La vera diseguaglianza che penalizza il Sud

Nel "piano per Napoli" quello che manca è una prospettiva orientata davvero alla crescita del Mezzogiorno

30 Marzo 2022

Il Giornale

Carlo Lottieri

Direttore del dipartimento di Teoria politica

Argomenti / Politiche pubbliche

Recatosi nel capoluogo campano per presentare il cosiddetto «piano per Napoli», il premier Mario Draghi si è soffermato sull’esigenza di colmare insopportabili divari territoriali, sottolineando in particolare che il reddito pro capite del Mezzogiorno è ormai poco più della metà di quello del Centro-Nord, mentre il tasso di disoccupazione è più del doppio. Questo modo di comunicare volto a contrapporre Nord e Sud, però, è sbagliato e poggia su una prospettiva discutibile.

I problemi del Mezzogiorno, in effetti, non sono da ricondurre al suo dislivello rispetto alla Lombardia, alla Baviera o all’area londinese, ma semmai al fatto che il Sud ha seri problemi in tema di produttività, occupazione e redditi. Il costante rinvio retorico alla diseguaglianza tra aree stavolta da parte di Draghi, ma prima di lui da parte di tanti altri non è utile e neppure opportuno. A essere «insopportabile», in effetti, non è questo o quel divario, ma semmai l’arretratezza di molte infrastrutture e l’ostilità verso l’impresa che s’incontra in larga parte del Meridione.

Serve davvero a poco addebitare al Nord le difficoltà dell’economia campana o calabrese e il fatto che dal dopoguerra in poi il tasso di crescita di questa parte del Paese sia stato così basso. Se la società settentrionale ha avuto una colpa è stata soprattutto quella di accettare passivamente politiche volte a redistribuire risorse, che hanno tolto al Nord senza realmente aiutare la crescita del Sud. Al massimo, hanno sovvenzionato pure qualche impresa parassitaria settentrionale.

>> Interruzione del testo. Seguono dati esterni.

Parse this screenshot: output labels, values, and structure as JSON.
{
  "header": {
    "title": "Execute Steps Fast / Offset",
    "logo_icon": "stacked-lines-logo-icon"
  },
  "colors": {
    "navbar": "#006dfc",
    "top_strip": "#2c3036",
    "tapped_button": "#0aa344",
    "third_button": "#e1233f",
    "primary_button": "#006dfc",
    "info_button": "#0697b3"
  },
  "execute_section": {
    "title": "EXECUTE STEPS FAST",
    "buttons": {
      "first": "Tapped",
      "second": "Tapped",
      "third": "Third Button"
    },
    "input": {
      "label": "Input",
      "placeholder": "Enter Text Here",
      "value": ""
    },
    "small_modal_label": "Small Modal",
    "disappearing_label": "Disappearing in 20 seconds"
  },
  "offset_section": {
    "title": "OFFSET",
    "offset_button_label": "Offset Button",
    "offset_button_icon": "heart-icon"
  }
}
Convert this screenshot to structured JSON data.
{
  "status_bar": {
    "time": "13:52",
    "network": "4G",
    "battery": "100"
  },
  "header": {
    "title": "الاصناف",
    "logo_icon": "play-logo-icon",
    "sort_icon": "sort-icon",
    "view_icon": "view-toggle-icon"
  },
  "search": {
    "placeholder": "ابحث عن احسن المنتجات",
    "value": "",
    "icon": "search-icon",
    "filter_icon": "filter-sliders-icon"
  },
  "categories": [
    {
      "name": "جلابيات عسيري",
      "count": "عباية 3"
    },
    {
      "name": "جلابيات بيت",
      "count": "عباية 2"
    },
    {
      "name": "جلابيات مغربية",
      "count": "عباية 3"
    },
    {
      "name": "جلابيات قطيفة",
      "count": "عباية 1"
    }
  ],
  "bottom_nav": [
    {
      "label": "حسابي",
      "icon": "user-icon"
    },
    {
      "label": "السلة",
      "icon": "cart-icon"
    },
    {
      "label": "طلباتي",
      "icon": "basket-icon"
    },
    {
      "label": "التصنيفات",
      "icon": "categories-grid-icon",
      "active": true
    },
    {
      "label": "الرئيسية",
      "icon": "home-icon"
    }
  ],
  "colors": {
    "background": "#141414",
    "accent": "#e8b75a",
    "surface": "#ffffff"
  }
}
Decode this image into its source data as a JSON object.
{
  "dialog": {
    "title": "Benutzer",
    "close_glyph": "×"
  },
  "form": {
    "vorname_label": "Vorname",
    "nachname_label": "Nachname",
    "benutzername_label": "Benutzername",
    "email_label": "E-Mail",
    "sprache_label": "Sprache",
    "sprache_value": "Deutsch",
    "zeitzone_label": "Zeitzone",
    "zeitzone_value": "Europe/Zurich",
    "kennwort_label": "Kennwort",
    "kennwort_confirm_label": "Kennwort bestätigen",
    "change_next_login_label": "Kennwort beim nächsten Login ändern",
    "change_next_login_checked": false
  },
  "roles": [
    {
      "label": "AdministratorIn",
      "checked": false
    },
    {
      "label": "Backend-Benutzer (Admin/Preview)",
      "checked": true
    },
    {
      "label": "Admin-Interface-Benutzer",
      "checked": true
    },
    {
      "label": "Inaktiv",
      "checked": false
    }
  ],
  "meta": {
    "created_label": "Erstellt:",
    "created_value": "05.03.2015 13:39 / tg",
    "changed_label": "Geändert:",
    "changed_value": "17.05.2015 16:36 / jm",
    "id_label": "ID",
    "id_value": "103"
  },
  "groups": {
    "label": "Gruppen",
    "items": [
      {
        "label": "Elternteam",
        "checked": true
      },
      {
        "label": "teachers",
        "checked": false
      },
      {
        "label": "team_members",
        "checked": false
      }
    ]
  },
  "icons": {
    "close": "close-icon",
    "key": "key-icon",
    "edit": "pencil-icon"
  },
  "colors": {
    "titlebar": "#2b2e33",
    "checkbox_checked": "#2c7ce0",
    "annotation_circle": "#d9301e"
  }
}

Nel programma annunciato da Draghi ci sono progetti per migliorare alcune infrastrutture pubbliche: dai trasporti ferroviari al porto partenopeo. Se i soldi saranno utilizzati bene e alla svelta, questo potrà aiutare a vivere e fare impresa. Al momento non si può quindi dire che, nel contesto attuale, tutto sia da rigettare.

Quella che manca, però, è una prospettiva orientata davvero alla crescita del Mezzogiorno. Non soltanto vanno accantonate le rivendicazioni basate sull’invidia o sul vittimismo, ma soprattutto si deve puntare a una piena responsabilizzazione dei territori, che li porti a gestirsi in autonomia e li metta in grado di sfruttare al meglio le loro potenzialità. In modo tale che quelli che oggi sono problemi possano trasformarsi in punti di forza.

Se al Sud vi fosse un vero autogoverno dei territori, questa o quell’area adotterebbero presto bassa tassazione e poche semplici regole. Il loro successo creerebbe fenomeni di imitazione, che potrebbero anche fare leva su un basso costo del lavoro. Si riuscirebbe a innescare un circolo virtuoso, basato sulla produzione e non sull’aiuto, sulla capacità di fare da sé e non su piani d’intervento predisposti a Roma oppure a Bruxelles.

Tra le altre cose, il patto per Napoli siglato ieri servirà a salvare il bilancio della municipalità, che altrimenti sarebbe andata in default. Non si tratta per nulla di un buon segnale, né di un’inversione di tendenza.